Sport

Football with Futsal: Three Organisations Claim Right Over Half a Sport

India, perhaps the only country where the number of governing bodies far exceeds the number of the sports they govern.

Vishnu Prasad

CHENNAI: India is perhaps the only country where the number of governing bodies far exceeds the number of the sports they govern. Volleyball, boxing, basketball — you name it, we’ve got at least two organisations fighting for control. And the latest in that list is a sport not many knew existed until a week ago — futsal.

The indoor variation of football is played with five players on each side.

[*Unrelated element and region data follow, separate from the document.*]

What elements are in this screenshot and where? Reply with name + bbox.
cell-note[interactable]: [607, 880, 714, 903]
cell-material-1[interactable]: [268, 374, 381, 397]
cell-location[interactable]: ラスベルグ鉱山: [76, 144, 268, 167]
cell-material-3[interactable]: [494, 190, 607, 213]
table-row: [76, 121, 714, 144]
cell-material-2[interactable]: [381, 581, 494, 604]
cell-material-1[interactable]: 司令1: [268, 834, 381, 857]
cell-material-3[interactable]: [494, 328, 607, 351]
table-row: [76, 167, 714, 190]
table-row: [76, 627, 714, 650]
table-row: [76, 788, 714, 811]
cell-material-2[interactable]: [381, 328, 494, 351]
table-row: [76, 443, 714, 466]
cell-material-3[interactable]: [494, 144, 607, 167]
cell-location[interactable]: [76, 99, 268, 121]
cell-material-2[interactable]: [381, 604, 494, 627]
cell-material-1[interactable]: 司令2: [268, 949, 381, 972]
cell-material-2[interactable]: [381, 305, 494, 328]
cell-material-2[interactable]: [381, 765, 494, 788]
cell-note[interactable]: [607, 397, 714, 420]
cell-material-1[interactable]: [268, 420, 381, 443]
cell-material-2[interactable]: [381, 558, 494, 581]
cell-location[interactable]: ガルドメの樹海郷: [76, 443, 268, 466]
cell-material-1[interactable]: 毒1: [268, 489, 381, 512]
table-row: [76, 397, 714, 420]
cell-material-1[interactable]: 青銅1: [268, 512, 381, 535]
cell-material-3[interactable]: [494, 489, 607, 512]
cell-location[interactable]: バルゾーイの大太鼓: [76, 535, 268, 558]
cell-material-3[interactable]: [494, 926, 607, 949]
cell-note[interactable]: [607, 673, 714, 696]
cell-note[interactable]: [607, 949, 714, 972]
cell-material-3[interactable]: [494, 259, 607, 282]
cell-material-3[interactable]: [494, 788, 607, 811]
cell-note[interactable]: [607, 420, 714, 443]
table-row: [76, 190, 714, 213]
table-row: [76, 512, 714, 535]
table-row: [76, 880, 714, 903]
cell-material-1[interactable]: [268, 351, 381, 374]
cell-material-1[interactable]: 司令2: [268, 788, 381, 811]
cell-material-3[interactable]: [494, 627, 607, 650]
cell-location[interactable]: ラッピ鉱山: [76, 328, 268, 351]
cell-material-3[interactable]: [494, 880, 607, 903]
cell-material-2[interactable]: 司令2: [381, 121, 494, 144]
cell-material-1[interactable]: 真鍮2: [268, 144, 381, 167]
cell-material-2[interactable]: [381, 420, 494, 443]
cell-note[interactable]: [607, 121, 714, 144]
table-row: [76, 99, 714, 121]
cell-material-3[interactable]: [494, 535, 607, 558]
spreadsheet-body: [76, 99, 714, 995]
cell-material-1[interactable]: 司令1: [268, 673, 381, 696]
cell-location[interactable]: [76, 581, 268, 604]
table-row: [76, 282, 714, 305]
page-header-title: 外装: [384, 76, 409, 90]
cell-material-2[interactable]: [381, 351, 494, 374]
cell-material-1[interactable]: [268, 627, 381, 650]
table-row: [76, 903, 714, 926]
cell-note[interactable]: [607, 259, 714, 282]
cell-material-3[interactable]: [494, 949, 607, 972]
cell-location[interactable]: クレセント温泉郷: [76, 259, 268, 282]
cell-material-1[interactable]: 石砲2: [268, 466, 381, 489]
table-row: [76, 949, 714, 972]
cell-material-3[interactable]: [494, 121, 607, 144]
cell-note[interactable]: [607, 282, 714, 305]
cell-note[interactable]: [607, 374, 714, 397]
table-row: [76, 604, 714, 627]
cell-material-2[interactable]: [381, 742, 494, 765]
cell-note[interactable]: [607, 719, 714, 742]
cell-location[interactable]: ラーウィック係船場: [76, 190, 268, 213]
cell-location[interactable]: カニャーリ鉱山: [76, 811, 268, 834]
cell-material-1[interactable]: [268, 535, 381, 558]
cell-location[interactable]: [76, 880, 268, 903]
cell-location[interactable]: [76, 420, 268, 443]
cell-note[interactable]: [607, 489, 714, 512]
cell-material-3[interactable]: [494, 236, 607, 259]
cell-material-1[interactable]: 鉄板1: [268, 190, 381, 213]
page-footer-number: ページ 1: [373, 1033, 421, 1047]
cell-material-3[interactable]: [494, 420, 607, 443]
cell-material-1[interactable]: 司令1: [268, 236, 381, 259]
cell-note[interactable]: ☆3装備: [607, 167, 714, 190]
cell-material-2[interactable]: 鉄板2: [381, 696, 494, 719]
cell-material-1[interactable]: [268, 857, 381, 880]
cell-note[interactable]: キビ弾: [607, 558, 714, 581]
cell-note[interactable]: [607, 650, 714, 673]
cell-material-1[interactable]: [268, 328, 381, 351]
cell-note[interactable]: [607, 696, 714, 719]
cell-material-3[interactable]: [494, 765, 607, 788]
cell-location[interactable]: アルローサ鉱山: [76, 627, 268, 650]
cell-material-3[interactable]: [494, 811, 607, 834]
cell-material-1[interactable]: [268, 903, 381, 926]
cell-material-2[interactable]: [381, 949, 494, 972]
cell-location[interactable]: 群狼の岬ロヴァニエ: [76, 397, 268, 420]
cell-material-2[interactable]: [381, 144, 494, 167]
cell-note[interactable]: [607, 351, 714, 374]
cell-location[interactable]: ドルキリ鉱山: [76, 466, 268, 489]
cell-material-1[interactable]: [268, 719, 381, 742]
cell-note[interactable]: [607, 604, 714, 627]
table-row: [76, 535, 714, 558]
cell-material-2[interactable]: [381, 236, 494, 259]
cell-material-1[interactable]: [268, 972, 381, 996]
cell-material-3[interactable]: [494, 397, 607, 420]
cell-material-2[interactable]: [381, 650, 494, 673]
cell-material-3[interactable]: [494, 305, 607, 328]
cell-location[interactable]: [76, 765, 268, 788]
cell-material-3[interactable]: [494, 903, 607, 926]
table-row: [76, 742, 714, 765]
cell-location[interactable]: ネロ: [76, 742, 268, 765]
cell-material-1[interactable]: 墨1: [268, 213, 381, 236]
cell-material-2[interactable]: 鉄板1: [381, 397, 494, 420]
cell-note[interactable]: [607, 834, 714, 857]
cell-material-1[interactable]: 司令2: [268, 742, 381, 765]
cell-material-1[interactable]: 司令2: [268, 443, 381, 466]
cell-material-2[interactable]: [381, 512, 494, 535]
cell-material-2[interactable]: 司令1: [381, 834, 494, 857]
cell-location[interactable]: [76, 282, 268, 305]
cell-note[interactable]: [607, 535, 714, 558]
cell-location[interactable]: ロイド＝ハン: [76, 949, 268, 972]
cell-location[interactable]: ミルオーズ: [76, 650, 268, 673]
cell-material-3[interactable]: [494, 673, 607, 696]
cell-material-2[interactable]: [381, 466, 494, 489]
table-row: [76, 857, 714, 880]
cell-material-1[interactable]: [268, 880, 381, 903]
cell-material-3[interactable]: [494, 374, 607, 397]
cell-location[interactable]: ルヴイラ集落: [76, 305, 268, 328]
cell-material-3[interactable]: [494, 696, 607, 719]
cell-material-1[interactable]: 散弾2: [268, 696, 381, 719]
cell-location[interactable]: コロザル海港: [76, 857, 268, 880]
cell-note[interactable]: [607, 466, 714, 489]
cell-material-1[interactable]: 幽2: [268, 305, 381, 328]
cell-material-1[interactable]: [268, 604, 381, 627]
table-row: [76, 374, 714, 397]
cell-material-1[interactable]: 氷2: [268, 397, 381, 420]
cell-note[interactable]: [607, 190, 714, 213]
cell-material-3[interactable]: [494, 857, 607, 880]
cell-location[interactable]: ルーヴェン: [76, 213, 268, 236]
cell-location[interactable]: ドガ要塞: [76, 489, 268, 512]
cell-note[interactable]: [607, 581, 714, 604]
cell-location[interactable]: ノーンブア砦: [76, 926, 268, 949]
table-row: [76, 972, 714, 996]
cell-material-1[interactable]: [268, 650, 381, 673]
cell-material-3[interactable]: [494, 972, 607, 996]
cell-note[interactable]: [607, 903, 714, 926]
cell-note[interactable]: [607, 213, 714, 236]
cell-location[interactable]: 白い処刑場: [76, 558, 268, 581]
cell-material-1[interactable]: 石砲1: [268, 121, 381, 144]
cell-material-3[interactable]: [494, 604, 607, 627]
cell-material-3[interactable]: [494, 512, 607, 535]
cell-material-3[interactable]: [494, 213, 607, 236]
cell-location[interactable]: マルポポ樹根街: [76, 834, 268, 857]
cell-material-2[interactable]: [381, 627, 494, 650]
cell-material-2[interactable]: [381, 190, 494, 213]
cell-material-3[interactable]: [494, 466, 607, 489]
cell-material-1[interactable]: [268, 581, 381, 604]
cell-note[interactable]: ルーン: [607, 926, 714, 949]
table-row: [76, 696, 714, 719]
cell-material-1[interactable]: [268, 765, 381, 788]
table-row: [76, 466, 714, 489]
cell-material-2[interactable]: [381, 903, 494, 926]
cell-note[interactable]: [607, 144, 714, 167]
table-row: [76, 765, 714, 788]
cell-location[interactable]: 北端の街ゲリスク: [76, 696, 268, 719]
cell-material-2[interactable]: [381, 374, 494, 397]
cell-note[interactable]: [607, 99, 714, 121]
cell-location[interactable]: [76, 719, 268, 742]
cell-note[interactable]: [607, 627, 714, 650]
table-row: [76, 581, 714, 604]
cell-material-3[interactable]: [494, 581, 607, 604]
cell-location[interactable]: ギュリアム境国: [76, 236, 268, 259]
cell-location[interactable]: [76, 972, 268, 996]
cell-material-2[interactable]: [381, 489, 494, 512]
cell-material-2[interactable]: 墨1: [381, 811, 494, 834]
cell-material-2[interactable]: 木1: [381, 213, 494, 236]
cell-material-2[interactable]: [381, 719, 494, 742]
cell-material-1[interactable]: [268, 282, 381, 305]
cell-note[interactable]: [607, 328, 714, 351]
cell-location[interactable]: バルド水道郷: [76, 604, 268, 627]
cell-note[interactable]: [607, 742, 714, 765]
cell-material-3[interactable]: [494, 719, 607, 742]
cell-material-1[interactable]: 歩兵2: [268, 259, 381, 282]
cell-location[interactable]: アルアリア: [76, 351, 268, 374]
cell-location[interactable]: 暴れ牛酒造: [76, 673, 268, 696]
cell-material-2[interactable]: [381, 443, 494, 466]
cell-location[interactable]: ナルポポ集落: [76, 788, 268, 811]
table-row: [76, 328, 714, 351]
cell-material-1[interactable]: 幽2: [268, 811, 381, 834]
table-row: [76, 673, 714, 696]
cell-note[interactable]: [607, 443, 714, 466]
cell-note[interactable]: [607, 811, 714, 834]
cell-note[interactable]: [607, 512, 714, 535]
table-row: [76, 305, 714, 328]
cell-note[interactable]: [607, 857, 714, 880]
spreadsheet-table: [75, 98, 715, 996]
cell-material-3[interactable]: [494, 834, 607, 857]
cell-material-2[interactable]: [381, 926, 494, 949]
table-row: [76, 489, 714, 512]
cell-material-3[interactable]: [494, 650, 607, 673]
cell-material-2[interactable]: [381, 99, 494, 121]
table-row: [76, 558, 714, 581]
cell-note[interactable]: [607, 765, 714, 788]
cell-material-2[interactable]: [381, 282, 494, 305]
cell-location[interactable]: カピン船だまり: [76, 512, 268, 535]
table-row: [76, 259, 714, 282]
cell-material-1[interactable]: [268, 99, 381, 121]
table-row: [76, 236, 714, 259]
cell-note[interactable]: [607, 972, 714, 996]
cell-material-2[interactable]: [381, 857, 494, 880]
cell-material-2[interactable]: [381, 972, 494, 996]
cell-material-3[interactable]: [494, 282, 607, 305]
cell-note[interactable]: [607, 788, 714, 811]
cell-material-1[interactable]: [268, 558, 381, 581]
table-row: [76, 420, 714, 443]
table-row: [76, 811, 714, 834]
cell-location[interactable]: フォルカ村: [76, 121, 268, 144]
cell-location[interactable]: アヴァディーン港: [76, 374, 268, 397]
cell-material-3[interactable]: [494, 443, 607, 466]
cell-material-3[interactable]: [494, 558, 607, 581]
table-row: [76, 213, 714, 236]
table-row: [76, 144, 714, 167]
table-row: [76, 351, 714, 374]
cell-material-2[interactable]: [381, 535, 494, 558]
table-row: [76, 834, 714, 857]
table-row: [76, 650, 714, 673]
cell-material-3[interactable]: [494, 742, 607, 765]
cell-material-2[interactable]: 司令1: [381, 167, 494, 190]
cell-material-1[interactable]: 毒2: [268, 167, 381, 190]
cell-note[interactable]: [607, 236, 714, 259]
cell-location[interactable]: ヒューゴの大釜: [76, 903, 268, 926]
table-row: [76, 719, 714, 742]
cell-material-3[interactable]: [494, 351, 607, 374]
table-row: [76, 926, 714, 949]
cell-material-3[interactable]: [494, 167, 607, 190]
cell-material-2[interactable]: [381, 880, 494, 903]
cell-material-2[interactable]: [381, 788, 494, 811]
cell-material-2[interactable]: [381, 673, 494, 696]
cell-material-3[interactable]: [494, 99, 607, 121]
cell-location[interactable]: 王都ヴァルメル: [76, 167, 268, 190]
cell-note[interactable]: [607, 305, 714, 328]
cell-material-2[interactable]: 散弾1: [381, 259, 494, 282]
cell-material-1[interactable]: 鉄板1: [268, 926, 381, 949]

The sport had multiple governing bodies in India from as far back as 2007, when the Futsal Association of India (FAI) was formed as a challenge to the All Indian Football Federation’s authority over the sport. But the reason that no controversy erupted, was that no one cared. Futsal was less a game and more a concept waiting to be milked.

On Tuesday, the milkmen arrived, led by no less a legend than Luis Figo. The former Real Madrid man, looking as elegant in a suit as he did in a white jersey, announced the launch of a new league, the latest in the long list of IPL-mimics. Figo also announced himself as the president of Premier Futsal, a rather dramatic lowering of ambitions for someone who, until very recently, wanted to be FIFA president.

But that announcement was enough to alarm FIFA, who shook awake the AIFF with a letter announcing that the new league had nothing to do with them. The action was curious for a body which had declined to intervene in ‘India’s internal matter’ when the ISL was announced, but not without reason. FIFA faces a challenge on the global stage for control of futsal from the Asociación Mundial de Futsal (AMF), the successor of the organisation that had unilaterally governed the sport for decades, until 1985 when Sepp Blatter suddenly got interested.

The new league, it turned out, was associated with AMF whose affiliated national body was the FAI. “We’re affiliated to the oldest governing body of the game which has its own World Cups,” says Namdev Shirgaonkar, founder president of FAI, also a vice-president of AMF. “We’ve been trying to develop the game since 2010, hosting tournaments and providing training. Our last national championship was covered live by DD Sports. We view Premier Futsal as a great opportunity for our players to develop.”

The AIFF maintains the new tournament is as unofficial as it can get. “The Futsal Association of India has been in existence since 2007 and we don’t care what they do,” says AIFF secretary Kushal Das. “This tournament is unofficial. Players participating will be sanctioned. They won’t be able to play in official tournaments.”

Considering that the AIFF hasn’t so far bothered to spell the word ‘futsal’ much less organise a tournament, it is difficult to imagine potential players being scared away by these threats.

The whole FIFA-AMF controversy seems to be enough of a mess already. But in India a mess is not a mess unless it’s one of spectacular proportions. Enter the Indian Soccer Futsal Federation (ISSF) — a third organisation to govern a virtually non-existent sport! “We are affiliated to the The Association for International Sport for All (TAFISA),” says secretary BD Varma of his organisation founded in 2010. “We’ve been organising district and state level tournaments for some time. This Figo tournament is illegal. We’re the governing body for futsal.”

Two more bodies and we will have one to govern each member of India’s national team when they finally form one!